China predicts 'final victory' in weather war
China’s prime minister said “victory” was in sight on Tuesday with the country finally overcoming huge transport and power problems caused by weeks of savage weather ahead of Lunar New Year.
A huge backlog of passengers left stranded at airports, train stations and bus depots across south, central and eastern China by blizzards and icy temperatures in the last three weeks appeared to be clearing.
With just two days before the Lunar New Year, the most important festival on the Chinese calendar, there were signs at Guangzhou Railway Station in the south of China that the worst problems were over.
“This looks much better than the past few days, I really hope I’ll be able to get on my train today,” said one migrant worker, surnamed Liu, as crowds thinned markedly on Tuesday.
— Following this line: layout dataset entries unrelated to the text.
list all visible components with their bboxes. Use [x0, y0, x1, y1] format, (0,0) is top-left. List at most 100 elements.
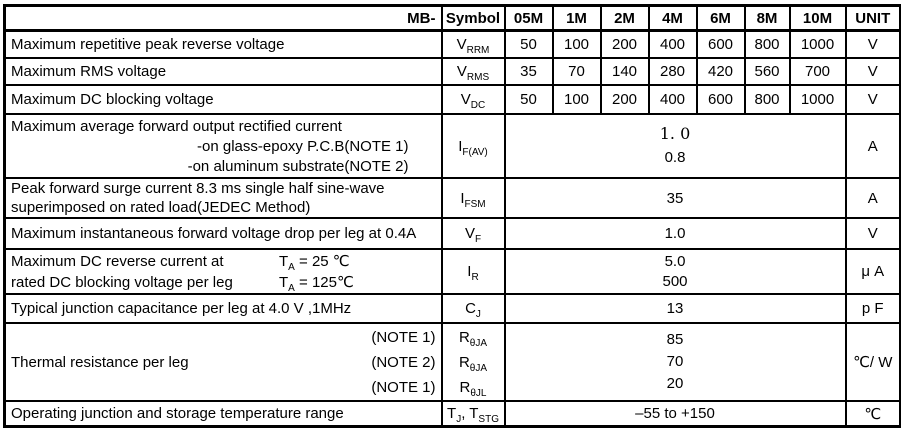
symbol-line: RθJL: [459, 378, 487, 399]
param-label: Maximum DC reverse current at rated DC b…: [3, 248, 443, 295]
unit-cell: ℃: [844, 400, 901, 428]
unit-cell: V: [844, 217, 901, 250]
unit-cell: V: [844, 84, 901, 115]
unit-cell: ℃/ W: [844, 322, 901, 402]
unit-cell: A: [844, 113, 901, 179]
row-vrms: Maximum RMS voltage VRMS 35 70 140 280 4…: [3, 57, 901, 86]
symbol-cell: VF: [440, 217, 506, 250]
maximum-ratings-table: MB- Symbol 05M 1M 2M 4M 6M 8M 10M UNIT M…: [3, 4, 901, 428]
param-line: Maximum average forward output rectified…: [11, 117, 342, 135]
value-cell: 280: [647, 57, 698, 86]
symbol-cell: IR: [440, 248, 506, 295]
value-cell: 50: [503, 29, 554, 59]
value-cell-merged: 5.0 500: [503, 248, 847, 295]
symbol-line: RθJA: [458, 328, 488, 349]
row-ifsm: Peak forward surge current 8.3 ms single…: [3, 177, 901, 219]
symbol-cell: RθJA RθJA RθJL: [440, 322, 506, 402]
unit-cell: p F: [844, 293, 901, 324]
param-label: Operating junction and storage temperatu…: [3, 400, 443, 428]
param-subline: -on aluminum substrate(NOTE 2): [187, 157, 409, 175]
row-vrrm: Maximum repetitive peak reverse voltage …: [3, 29, 901, 59]
value-line: 1. 0: [659, 124, 691, 143]
param-label: Maximum DC blocking voltage: [3, 84, 443, 115]
value-line: 5.0: [664, 252, 686, 270]
test-condition: TA = 25 ℃: [279, 252, 350, 273]
symbol-cell: VRRM: [440, 29, 506, 59]
value-cell: 140: [599, 57, 650, 86]
param-line: superimposed on rated load(JEDEC Method): [11, 199, 311, 216]
value-cell: 100: [551, 29, 602, 59]
series-prefix-header: MB-: [3, 4, 443, 32]
value-line: 85: [666, 331, 684, 348]
param-label: Maximum repetitive peak reverse voltage: [3, 29, 443, 59]
row-thermal-resistance: Thermal resistance per leg (NOTE 1) (NOT…: [3, 322, 901, 402]
param-label: Typical junction capacitance per leg at …: [3, 293, 443, 324]
row-vdc: Maximum DC blocking voltage VDC 50 100 2…: [3, 84, 901, 115]
unit-header: UNIT: [844, 4, 901, 32]
row-ifav: Maximum average forward output rectified…: [3, 113, 901, 179]
param-label: Maximum RMS voltage: [3, 57, 443, 86]
row-temperature-range: Operating junction and storage temperatu…: [3, 400, 901, 428]
symbol-header: Symbol: [440, 4, 506, 32]
symbol-cell: IF(AV): [440, 113, 506, 179]
variant-header-05m: 05M: [503, 4, 554, 32]
variant-header-10m: 10M: [788, 4, 847, 32]
param-label: Thermal resistance per leg (NOTE 1) (NOT…: [3, 322, 443, 402]
value-line: 500: [662, 272, 688, 290]
param-line: Peak forward surge current 8.3 ms single…: [11, 180, 385, 197]
unit-cell: μ A: [844, 248, 901, 295]
value-cell: 35: [503, 57, 554, 86]
value-cell-merged: 1. 0 0.8: [503, 113, 847, 179]
value-cell: 1000: [788, 29, 847, 59]
value-cell: 600: [695, 29, 746, 59]
value-line: 0.8: [664, 149, 686, 166]
symbol-cell: VDC: [440, 84, 506, 115]
value-line: 20: [666, 375, 684, 392]
value-cell: 420: [695, 57, 746, 86]
value-cell: 800: [743, 29, 791, 59]
symbol-cell: TJ, TSTG: [440, 400, 506, 428]
value-cell: 100: [551, 84, 602, 115]
value-cell: 200: [599, 84, 650, 115]
variant-header-2m: 2M: [599, 4, 650, 32]
value-cell-merged: 85 70 20: [503, 322, 847, 402]
note-ref: (NOTE 2): [371, 353, 436, 371]
symbol-cell: VRMS: [440, 57, 506, 86]
value-cell: 1000: [788, 84, 847, 115]
row-cj: Typical junction capacitance per leg at …: [3, 293, 901, 324]
value-cell: 50: [503, 84, 554, 115]
variant-header-4m: 4M: [647, 4, 698, 32]
value-cell: 560: [743, 57, 791, 86]
value-line: 70: [666, 353, 684, 370]
value-cell: 400: [647, 29, 698, 59]
param-label: Maximum average forward output rectified…: [3, 113, 443, 179]
value-cell-merged: 13: [503, 293, 847, 324]
value-cell: 600: [695, 84, 746, 115]
note-ref: (NOTE 1): [371, 378, 436, 396]
value-cell-merged: 1.0: [503, 217, 847, 250]
note-ref: (NOTE 1): [371, 328, 436, 346]
variant-header-1m: 1M: [551, 4, 602, 32]
value-cell-merged: 35: [503, 177, 847, 219]
value-cell: 70: [551, 57, 602, 86]
symbol-cell: IFSM: [440, 177, 506, 219]
param-label: Maximum instantaneous forward voltage dr…: [3, 217, 443, 250]
param-subline: -on glass-epoxy P.C.B(NOTE 1): [197, 137, 409, 155]
test-condition: TA = 125℃: [279, 273, 354, 294]
param-line: Maximum DC reverse current at: [11, 252, 224, 270]
param-line: rated DC blocking voltage per leg: [11, 273, 233, 291]
unit-cell: V: [844, 57, 901, 86]
value-cell: 200: [599, 29, 650, 59]
unit-cell: A: [844, 177, 901, 219]
value-cell: 800: [743, 84, 791, 115]
unit-cell: V: [844, 29, 901, 59]
header-row: MB- Symbol 05M 1M 2M 4M 6M 8M 10M UNIT: [3, 4, 901, 32]
variant-header-8m: 8M: [743, 4, 791, 32]
symbol-cell: CJ: [440, 293, 506, 324]
symbol-line: RθJA: [458, 353, 488, 374]
param-label: Peak forward surge current 8.3 ms single…: [3, 177, 443, 219]
param-line: Thermal resistance per leg: [11, 353, 189, 371]
value-cell: 400: [647, 84, 698, 115]
variant-header-6m: 6M: [695, 4, 746, 32]
row-vf: Maximum instantaneous forward voltage dr…: [3, 217, 901, 250]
Hundreds of thousands of migrant workers had gathered here in recent days to find a train out amid scenes of mayhem and despair.
China’s Prime Minister, Wen Jiabao, expressed confidence that the worst problems stemming from the freezing conditions were over.
“China is confident and capable in achieving the final victory in combating disasters incurred by low temperature, ice and heavy snow,” the China Daily online edition said, citing Wen.
“Electricity supply is gradually resuming and transport services are basically back to normal, and the country’s production and life are in normal conditions,” he was quoted as saying by the paper.
Whereas over the weekend the police ordered passengers to wait outside the station building for fear of chaos inside, passengers for morning and mid-day trains here were allowed on to the platform on Tuesday.
“There were much less people today [Tuesday]. The peak season is over now,” one police officer said.
But unscrupulous sellers still prowled the outskirts of the station preying on thousands who had not managed to get a hold of tickets.
“They are thieves! The tickets were sold out long ago so we couldn’t get them. Now I have no choice but to buy from these people,” said one worker after paying double for tickets to Hubei province in central China.
“It’s terrible for them to take advantage of people who need to go home!” said another incensed worker who also paid twice the usual fare.
Xinhua news agency, however, quoted the Cabinet’s emergency command centre as saying the number of stranded rail passengers at Guangzhou was 80 000 late on Monday, down by only 12 000 from one day earlier.
The slow pace meant many migrant workers, who provide the muscle for south China’s export machine, realised they would not be able to go home for the Lunar New Year.
Instead, 12,5-million, or 40%, of all migrants employed in the southern province of Guangdong, have decided to stay put and celebrate New Year in their dormitories, the China Daily newspaper reported.
Elsewhere in China, traffic was gradually returning to normal, bolstered by manpower from the People’s Liberation Army.
One photo showed a soldier of the Chinese military unconventionally de-icing a segment of road with a flamethrower.
Almost all the airports in snow-affected regions have resumed operations, though heavy fog forced 47 flights to be cancelled and another 1 006 flights were delayed Monday, leaving 29 000 passengers stranded, Xinhua said.—AFP.